Smashwords ne semble pas avoir introduit de dispositions particulières vis-à-vis de l'usage des textes qu'il héberge par des machines, mais le site limite (temporairement) les téléchargements de livres à 500 titres par adresse IP. Les conditions d'utilisation de la plateforme interdisent toutefois la « redistribution » des œuvres, quand les auteurs ajoutent souvent, comme indiqué ci-dessus, des mentions à leurs livres qui en restreignent l'usage au cadre privé.
Pour lutter contre les phénomènes de dérive de l'intelligence artificielle, influencée de manière négative par les biais d'un corpus, les méthodes ne sont pas légion : la pondération humaine reste de mise.
Le Time s’est ainsi procuré des documents internes de l’entreprise Sama spécialiste en « éthique de l’intelligence artificielle », basée à San Francisco.
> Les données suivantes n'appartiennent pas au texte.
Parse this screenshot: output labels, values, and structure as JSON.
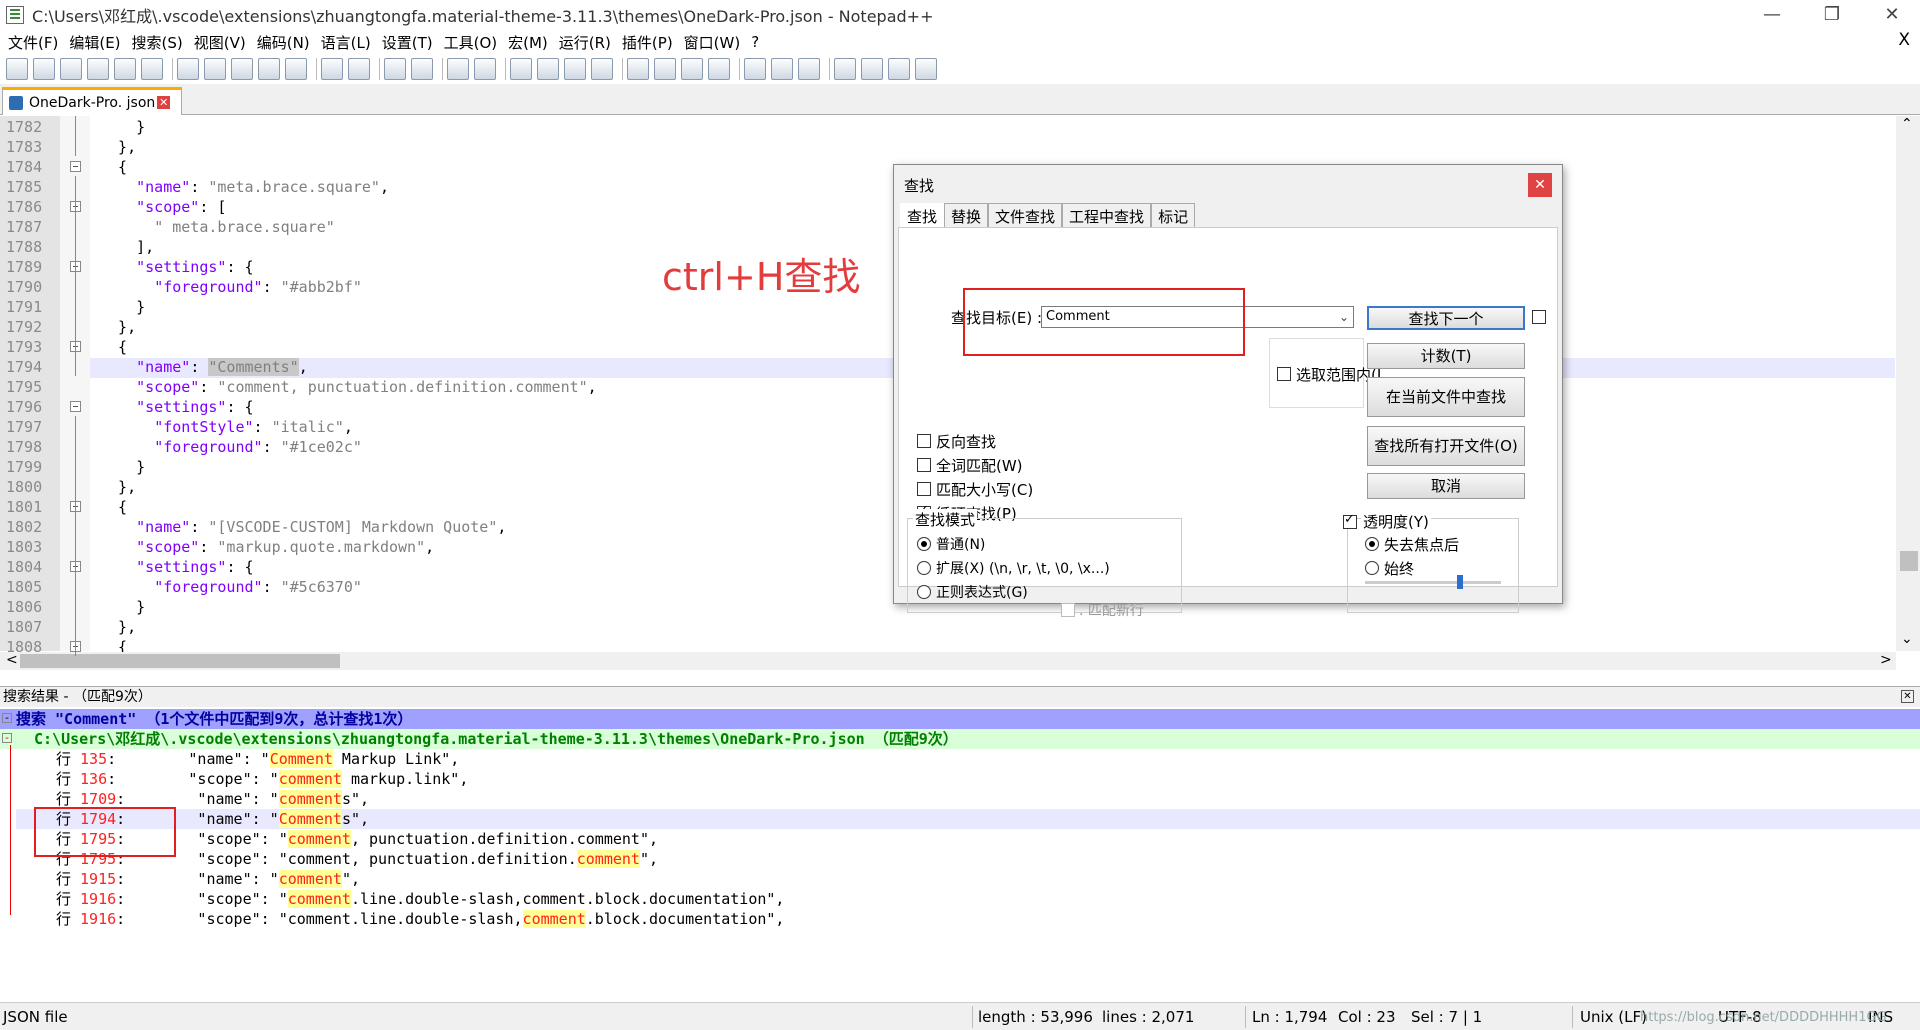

Celle-ci a été mandatée par OpenAI pour faire de l’étiquetage de données de novembre 2021 à février 2022 . L’objectif : contrôler les propos violents générés par le chatbot.
Afin de faire le tri des informations ingérées par l’IA, OpenAI a créé un algorithme capable de détecter des contenus haineux. Mais pour l’appliquer, l’entreprise doit s’appuyer sur des humains. Ici : plus de 50.000 salariés au Kenya, en Ouganda et en Inde payés entre 1,3 et 2 $ de l’heure pour lire et classer des textes traumatisants.
Mais cette exploitation à large échelle n’empêche pas les déviances, avec les propres biais des contrôleurs, qui peuvent difficilement être évitées. À Steven T. Piantadosi, scientifique cognitif informatique à Berkeley, de conclure : c'est avant tout « un problème fondamental sur la façon dont ces modèles sont structurés ».
Crédits photo : Domaine Public
Par Zoé Picard
Contact : zp@actualitte.com
1 Commentaire
Jean-Baptiste de Vathaire
14/03/2023 à 20:12
>> Toutefois, les auteurs et ayants droit ont la possibilité de s'opposer à cette dernière utilisation « par des procédés lisibles par machine pour les contenus mis à la disposition du public en ligne ».
Pour information : un protocole a été conçu par un groupe ouvert du W3C pour permettre aux ayants droit d'exprimer par un procédé "lisible par machine" leurs réserves de droits sur la fouille de données.
Voici l'adresse du groupe : https://www.w3.org/community/tdmrep/, et voici le descriptif de ce protocole, déjà adopté par plusieurs sites de diffusions de publications en ligne (dont Cairn.info) : https://www.w3.org/2022/tdmrep/.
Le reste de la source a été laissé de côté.